Anglizismen und andere Fremdwörter?
Substantive aus anderen Sprachen? Können Sie ebenfalls mit Bindestrichen verbinden. So heben Sie die Teile Ihrer Zusammensetzung besser hervor – und Ihre Leser haben es leichter: mit
- „Aquaplaning-Gefahr“ (statt „Aquaplaninggefahr“),
- „Shopping-Mall“ (statt „Shoppingmall“) oder
- „Immobilien-Exposé“ (statt „Immobilienexposé“).
Ähnlich verhält es sich bei Verbindungen mit Fachwörtern: zum Beispiel bei
- „Chronopharmakologie-Studie“,
- „Saccharose-Intoleranz“ und
- „Scaffolding-Technik“.
Besser ohne Bindestrich
An jede mögliche Stelle einen Bindestrich? Zu viele Bindestriche sind ungesund: weil sie Unruhe in Ihren Text bringen. Wie bisher beschrieben, tragen Bindestriche zu einem besseren Lesefluss bei. Aber zu viel des Guten ist zu viel. Besser keine Bindestriche setzen – das gilt in folgenden Fällen:
Kurze Wörter, übersichtliche Zusammensetzungen
Kurze, gut lesbare Wörter brauchen keine Bindestriche. Selbst einige Zusammensetzungen bestehen nur aus drei, vier Silben:
- „Backmischung“,
- „Teigtemperatur“,
- „Stäbchenprobe“ oder
- „Vollkornmehl“.
Und unterschätzen Sie Ihre Leserinnen und Leser nicht. Trauen Sie ihnen ruhig zu, auch etwas längere Wörter souverän zu verstehen: Wörter wie „Amarenakirschen“, „Bittermandelaroma“ oder „Dinkelvollkornmehl“.

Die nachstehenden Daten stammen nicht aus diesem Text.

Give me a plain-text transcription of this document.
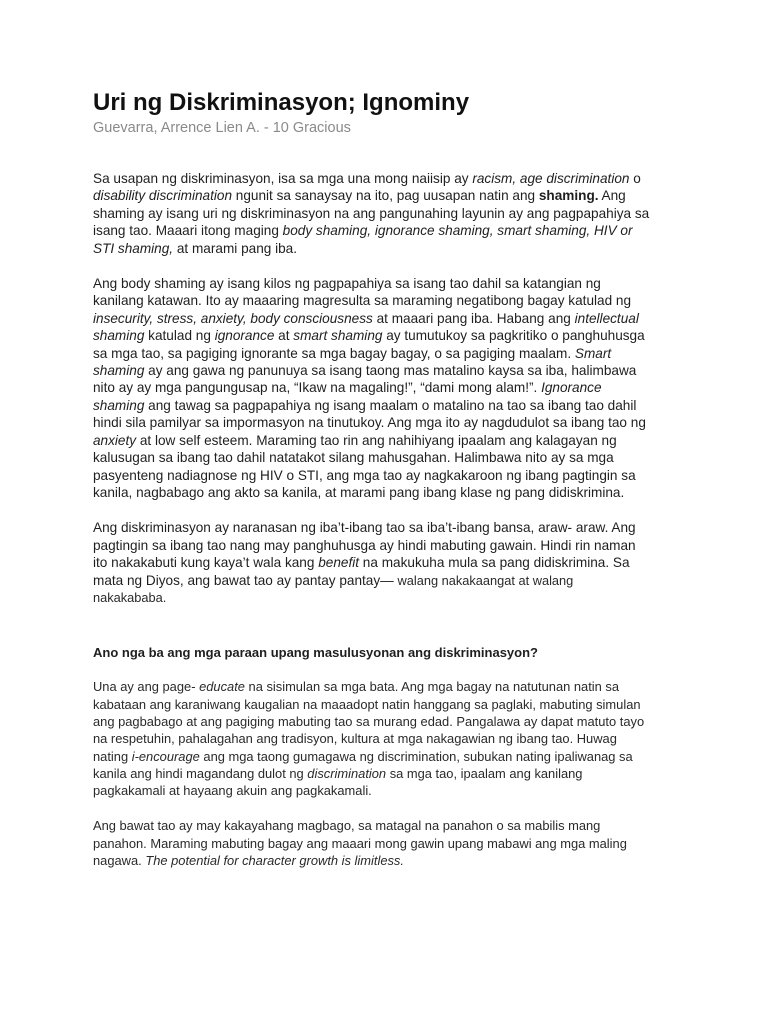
Uri ng Diskriminasyon; Ignominy

Guevarra, Arrence Lien A. - 10 Gracious

Sa usapan ng diskriminasyon, isa sa mga una mong naiisip ay racism, age discrimination o
disability discrimination ngunit sa sanaysay na ito, pag uusapan natin ang shaming. Ang
shaming ay isang uri ng diskriminasyon na ang pangunahing layunin ay ang pagpapahiya sa
isang tao. Maaari itong maging body shaming, ignorance shaming, smart shaming, HIV or
STI shaming, at marami pang iba.
Ang body shaming ay isang kilos ng pagpapahiya sa isang tao dahil sa katangian ng
kanilang katawan. Ito ay maaaring magresulta sa maraming negatibong bagay katulad ng
insecurity, stress, anxiety, body consciousness at maaari pang iba. Habang ang intellectual
shaming katulad ng ignorance at smart shaming ay tumutukoy sa pagkritiko o panghuhusga
sa mga tao, sa pagiging ignorante sa mga bagay bagay, o sa pagiging maalam. Smart
shaming ay ang gawa ng panunuya sa isang taong mas matalino kaysa sa iba, halimbawa
nito ay ay mga pangungusap na, “Ikaw na magaling!”, “dami mong alam!”. Ignorance
shaming ang tawag sa pagpapahiya ng isang maalam o matalino na tao sa ibang tao dahil
hindi sila pamilyar sa impormasyon na tinutukoy. Ang mga ito ay nagdudulot sa ibang tao ng
anxiety at low self esteem. Maraming tao rin ang nahihiyang ipaalam ang kalagayan ng
kalusugan sa ibang tao dahil natatakot silang mahusgahan. Halimbawa nito ay sa mga
pasyenteng nadiagnose ng HIV o STI, ang mga tao ay nagkakaroon ng ibang pagtingin sa
kanila, nagbabago ang akto sa kanila, at marami pang ibang klase ng pang didiskrimina.
Ang diskriminasyon ay naranasan ng iba’t-ibang tao sa iba’t-ibang bansa, araw- araw. Ang
pagtingin sa ibang tao nang may panghuhusga ay hindi mabuting gawain. Hindi rin naman
ito nakakabuti kung kaya’t wala kang benefit na makukuha mula sa pang didiskrimina. Sa
mata ng Diyos, ang bawat tao ay pantay pantay— walang nakakaangat at walang
nakakababa.
Ano nga ba ang mga paraan upang masulusyonan ang diskriminasyon?
Una ay ang page- educate na sisimulan sa mga bata. Ang mga bagay na natutunan natin sa
kabataan ang karaniwang kaugalian na maaadopt natin hanggang sa paglaki, mabuting simulan
ang pagbabago at ang pagiging mabuting tao sa murang edad. Pangalawa ay dapat matuto tayo
na respetuhin, pahalagahan ang tradisyon, kultura at mga nakagawian ng ibang tao. Huwag
nating i-encourage ang mga taong gumagawa ng discrimination, subukan nating ipaliwanag sa
kanila ang hindi magandang dulot ng discrimination sa mga tao, ipaalam ang kanilang
pagkakamali at hayaang akuin ang pagkakamali.
Ang bawat tao ay may kakayahang magbago, sa matagal na panahon o sa mabilis mang
panahon. Maraming mabuting bagay ang maaari mong gawin upang mabawi ang mga maling
nagawa. The potential for character growth is limitless.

Zusammensetzungen mit Fugenlauten
Sogenannte Fugenlaute verbinden eine ganze Reihe zusammengesetzter Wörter. Hier kommen Sie ohne Bindestriche aus: weil Fugenlaute bereits anzeigen, wo die einzelnen Wörter zusammentreffen. Und wie gesagt: Fugenlaute verbinden Zusammensetzungen. Sie trennen sie nicht: beispielsweise
- „Arbeitszeit“,
- „Tageszeit“,
- „Firmenzentrale“ oder
- „Antiquitätenhandel“.
Trennstriche sind zwar nicht ausdrücklich verboten. Aber Schreibungen wie „Arbeits-Zeit“ oder „Firmen-Zentrale“ sind einfach kein guter Stil.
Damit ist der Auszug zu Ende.